A key challenge is mapping screen pixel coordinates to the relative coordinate system used by HID mouse events, which varies across operating systems due to scaling and acceleration. HIDAgent solves this with an automatic calibration routine: upon first connection it moves the cursor to two known screen positions (e.g., (100, 100) and (200, 100)), captures screenshots after each move, and computes the pixel displacement caused by the cursor. By moving only horizontally (or vertically) at a time, it isolates cursor‑induced changes from background motion (e.g., a moving clock hand). The resulting transformation matrix is stored and used for all subsequent coordinate translations, ensuring precise targeting.

The authors validate the toolkit through five diverse prototypes, demonstrating cross‑platform applicability on iOS and Android phones, Windows, macOS, Linux desktops, and even VR headsets. The “Helpful Observer” prototype continuously monitors the screen and intervenes when predefined visual conditions appear, illustrating a “bring‑your‑own‑agent” accessibility scenario.
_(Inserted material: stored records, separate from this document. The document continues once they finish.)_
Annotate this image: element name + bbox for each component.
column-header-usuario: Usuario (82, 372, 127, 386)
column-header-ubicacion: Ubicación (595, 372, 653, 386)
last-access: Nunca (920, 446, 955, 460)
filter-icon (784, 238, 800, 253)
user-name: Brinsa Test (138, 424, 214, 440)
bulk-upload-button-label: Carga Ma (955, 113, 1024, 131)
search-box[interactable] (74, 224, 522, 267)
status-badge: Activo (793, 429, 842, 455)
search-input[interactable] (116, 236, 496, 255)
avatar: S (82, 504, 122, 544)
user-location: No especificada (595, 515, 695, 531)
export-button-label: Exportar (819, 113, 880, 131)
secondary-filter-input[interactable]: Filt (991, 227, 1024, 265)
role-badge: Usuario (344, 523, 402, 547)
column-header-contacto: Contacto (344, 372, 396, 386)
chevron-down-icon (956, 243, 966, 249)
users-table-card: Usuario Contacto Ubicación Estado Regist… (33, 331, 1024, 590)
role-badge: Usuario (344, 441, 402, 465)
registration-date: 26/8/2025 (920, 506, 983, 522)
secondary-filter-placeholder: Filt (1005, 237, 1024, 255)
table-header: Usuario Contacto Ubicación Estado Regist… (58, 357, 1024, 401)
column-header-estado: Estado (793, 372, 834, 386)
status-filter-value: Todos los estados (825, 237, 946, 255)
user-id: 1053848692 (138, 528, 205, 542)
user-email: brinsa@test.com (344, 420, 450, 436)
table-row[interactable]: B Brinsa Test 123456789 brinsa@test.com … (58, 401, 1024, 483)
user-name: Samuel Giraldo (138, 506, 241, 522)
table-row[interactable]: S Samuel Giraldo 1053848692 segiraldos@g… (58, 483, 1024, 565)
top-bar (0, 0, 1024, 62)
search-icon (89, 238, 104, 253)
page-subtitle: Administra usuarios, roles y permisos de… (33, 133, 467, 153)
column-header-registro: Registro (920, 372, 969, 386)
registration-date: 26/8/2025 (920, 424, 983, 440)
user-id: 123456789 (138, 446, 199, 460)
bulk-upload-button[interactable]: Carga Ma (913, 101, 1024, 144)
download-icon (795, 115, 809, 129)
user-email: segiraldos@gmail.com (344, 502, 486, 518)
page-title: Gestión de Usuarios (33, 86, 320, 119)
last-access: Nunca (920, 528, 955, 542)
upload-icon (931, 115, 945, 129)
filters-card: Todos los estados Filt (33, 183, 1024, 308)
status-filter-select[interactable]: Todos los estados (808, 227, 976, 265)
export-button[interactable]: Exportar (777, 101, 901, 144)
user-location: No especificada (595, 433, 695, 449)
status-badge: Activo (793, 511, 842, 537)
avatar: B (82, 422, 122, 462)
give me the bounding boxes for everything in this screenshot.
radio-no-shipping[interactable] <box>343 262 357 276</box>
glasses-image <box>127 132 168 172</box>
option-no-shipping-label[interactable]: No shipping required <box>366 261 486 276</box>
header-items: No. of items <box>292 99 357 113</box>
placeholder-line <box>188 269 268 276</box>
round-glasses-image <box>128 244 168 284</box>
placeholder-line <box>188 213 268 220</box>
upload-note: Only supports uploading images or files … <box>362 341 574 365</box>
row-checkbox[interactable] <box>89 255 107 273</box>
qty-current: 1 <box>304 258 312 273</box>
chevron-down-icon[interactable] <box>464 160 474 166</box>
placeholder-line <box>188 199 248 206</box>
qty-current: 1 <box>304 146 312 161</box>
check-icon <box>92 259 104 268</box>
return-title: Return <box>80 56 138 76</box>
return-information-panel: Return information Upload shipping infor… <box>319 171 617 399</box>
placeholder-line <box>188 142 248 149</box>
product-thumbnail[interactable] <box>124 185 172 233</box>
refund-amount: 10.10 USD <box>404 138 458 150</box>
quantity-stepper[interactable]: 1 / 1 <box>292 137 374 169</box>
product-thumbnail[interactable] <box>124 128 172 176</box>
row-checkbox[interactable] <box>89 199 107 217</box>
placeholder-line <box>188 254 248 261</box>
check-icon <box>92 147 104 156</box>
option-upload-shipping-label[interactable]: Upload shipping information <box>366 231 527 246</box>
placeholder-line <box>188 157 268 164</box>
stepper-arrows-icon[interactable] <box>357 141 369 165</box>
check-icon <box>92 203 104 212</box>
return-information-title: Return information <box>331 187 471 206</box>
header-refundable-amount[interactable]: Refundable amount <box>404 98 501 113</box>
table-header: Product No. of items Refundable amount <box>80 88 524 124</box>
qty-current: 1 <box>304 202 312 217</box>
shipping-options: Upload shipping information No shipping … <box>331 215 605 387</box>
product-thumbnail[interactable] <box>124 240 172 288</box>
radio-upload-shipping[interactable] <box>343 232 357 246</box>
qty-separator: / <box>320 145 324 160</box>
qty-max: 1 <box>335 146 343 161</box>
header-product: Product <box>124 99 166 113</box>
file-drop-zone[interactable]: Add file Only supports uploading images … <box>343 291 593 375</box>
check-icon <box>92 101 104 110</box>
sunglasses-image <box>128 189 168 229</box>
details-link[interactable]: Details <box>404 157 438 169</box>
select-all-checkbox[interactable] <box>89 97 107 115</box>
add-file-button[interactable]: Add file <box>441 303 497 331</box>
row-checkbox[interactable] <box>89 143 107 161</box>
The “Extensible UI Agent” shows how existing AI agents (e.g., OpenAI Operator, Anthropic Computer Use) can be wrapped with HIDAgent to run on participants’ personal devices without installing any software on the target, addressing privacy and security concerns. Other prototypes showcase multi‑device task hand‑off (starting a task on a phone and completing it on a laptop) and scripted UI interactions using image patches similar to Sikuli.

Overall contributions include: (1) a low‑cost, open‑source hardware‑software stack that decouples the agent from the device it controls; (2) a unified Python API that abstracts away low‑level HID details while offering advanced visual reasoning capabilities; (3) an automatic calibration method that reliably translates pixel coordinates to HID movements across heterogeneous platforms. By eliminating the need for platform‑specific accessibility APIs or remote desktop protocols, HIDAgent opens new research avenues such as studying trust in external agents, conducting user studies on personal devices, and building cross‑platform benchmarks that operate on real hardware rather than virtual machines. Future work could extend the system to higher‑resolution capture, multi‑monitor setups, and tighter real‑time feedback loops, further narrowing the gap between human and AI‑driven interaction.